Избранные произведения в 2-х томах. Том 2 — страница 66 из 129

А всё ли ясно?

Память послушно выкапывала забытые эпизоды, мелочи, на которые прежде он, Шамрай, не обращал внимания.

Почему, например, Скорик старался лучше кормить пленных, которые только что прошли через очередные пытки и издевательства лагерного начальства? Ведь это было. Было! Ничего не возразишь.

Может, он выполнял приказ подпольного штаба, а может, желал подлизаться, так, на всякий случай обеспечить себе тыл, дорогу к отступлению?

А взять эту историю с Коваленко, страшную и омерзительную историю. Скорик действовал тогда как самодовольный садист, палач. Это именно тогда он, Шамрай, не выдержал и, если бы не Колосов, наверное, задушил бы Скорика, а вернее, валялся бы рядом с Коваленко, подстреленный, как вспугнутая куропатка. Но и тут не всё ясно. Перед смертью Коваленко крикнул: «…я же наоборот…» Скорик не дал ему договорить. Что означали эти слова Коваленко?

А это предсмертное слово Колосова?

Нет, ничего не поймёшь в этой путанице неясных догадок, намёков, странных, сомнительных поступков и случаев. А очень хотелось бы знать правду, чистую, как утреннее небо. Правду…

Теперешнее поведение Скорика понять одновременно и просто и невероятно сложно. С одной стороны, сообразив, что победа не за горами, а вместе с ней и конец гитлеровскому рейху, он, как хитрый и ловкий подлец, стремясь обезопасить себя, решает помочь партизанам. С другой стороны, если подумать: на кой чёрт понесло его в Терран, на верную смерть? К тому же тут его знают… Вот так и всюду не сходятся концы с концами, и от этого на сердце тревога и щемящее душу чувство неуверенности.
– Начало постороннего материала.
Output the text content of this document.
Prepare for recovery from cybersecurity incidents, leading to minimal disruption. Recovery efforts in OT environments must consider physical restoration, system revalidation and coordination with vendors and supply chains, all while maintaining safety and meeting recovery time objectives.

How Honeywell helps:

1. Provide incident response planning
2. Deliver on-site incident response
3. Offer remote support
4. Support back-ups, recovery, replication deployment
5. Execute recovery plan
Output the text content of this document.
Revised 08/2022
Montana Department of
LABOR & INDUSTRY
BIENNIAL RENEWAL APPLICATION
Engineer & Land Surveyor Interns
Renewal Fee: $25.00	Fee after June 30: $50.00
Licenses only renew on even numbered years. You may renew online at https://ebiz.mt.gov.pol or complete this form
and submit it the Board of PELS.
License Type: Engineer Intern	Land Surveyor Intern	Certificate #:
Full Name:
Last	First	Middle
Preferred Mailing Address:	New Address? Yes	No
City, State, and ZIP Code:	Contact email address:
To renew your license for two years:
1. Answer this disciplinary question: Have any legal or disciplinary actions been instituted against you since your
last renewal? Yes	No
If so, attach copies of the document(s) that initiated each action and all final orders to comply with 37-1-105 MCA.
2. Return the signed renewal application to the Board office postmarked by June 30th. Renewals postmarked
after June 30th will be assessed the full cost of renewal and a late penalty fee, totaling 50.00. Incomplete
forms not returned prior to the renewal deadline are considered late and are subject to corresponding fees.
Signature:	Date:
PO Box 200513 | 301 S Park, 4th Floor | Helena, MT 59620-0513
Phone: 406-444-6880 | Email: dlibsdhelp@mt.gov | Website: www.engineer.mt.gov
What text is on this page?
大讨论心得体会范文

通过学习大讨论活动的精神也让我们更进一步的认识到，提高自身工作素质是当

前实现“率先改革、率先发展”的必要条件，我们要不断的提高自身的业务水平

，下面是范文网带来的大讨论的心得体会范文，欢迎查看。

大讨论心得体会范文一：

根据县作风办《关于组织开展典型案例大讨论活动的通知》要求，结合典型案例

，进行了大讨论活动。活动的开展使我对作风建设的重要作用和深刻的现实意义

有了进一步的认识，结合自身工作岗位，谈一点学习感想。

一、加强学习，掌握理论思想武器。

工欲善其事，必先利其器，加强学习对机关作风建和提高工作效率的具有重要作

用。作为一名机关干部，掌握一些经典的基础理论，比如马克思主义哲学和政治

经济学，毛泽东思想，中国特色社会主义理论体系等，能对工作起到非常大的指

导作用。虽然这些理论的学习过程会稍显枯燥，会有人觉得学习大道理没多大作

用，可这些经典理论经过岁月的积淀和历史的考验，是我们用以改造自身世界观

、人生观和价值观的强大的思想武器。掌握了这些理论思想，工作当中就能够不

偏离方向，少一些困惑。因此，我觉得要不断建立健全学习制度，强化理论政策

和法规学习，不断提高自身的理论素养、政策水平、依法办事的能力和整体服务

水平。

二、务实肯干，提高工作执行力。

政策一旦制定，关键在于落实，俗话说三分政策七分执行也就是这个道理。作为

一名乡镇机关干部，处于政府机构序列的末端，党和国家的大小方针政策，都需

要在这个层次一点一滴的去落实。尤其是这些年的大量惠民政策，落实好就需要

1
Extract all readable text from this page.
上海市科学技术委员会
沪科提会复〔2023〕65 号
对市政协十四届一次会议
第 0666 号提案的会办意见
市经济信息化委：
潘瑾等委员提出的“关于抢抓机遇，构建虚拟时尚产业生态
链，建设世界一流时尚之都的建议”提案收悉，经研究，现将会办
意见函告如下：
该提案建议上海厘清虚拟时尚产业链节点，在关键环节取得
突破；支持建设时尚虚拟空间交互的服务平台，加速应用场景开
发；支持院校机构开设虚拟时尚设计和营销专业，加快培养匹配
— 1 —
Проще всего, конечно, сказать: ловкое приспособленчество, дешёвая мелодрама. А если на минуту, на одну-разъединственную минуту поверить ему и представить, что должен был испытать этот человек, какие муки мученические претерпеть, чтобы в том смертном аду, в каком он жил в лагере, не сорваться, не выдать себя, не подвести других, вот тогда сердце холодеет от ужаса и мороз стягивает лопатки. Это, конечно, если поверить ему… Ну, а если не поверить?..

Терзаясь в догадках и сомнениях, Шамрай шёл по ночному осаждённому городу. Израненный, изувеченный Терран ещё жил. Слышались приглушённые женские, даже детские голоса… Страшно подумать, дети уже два дня находились на передовой, в сплошном огне… Может, прятались в подвалах, — нет, ненадёжная защита подвал от тяжёлого снаряда — готовая могила…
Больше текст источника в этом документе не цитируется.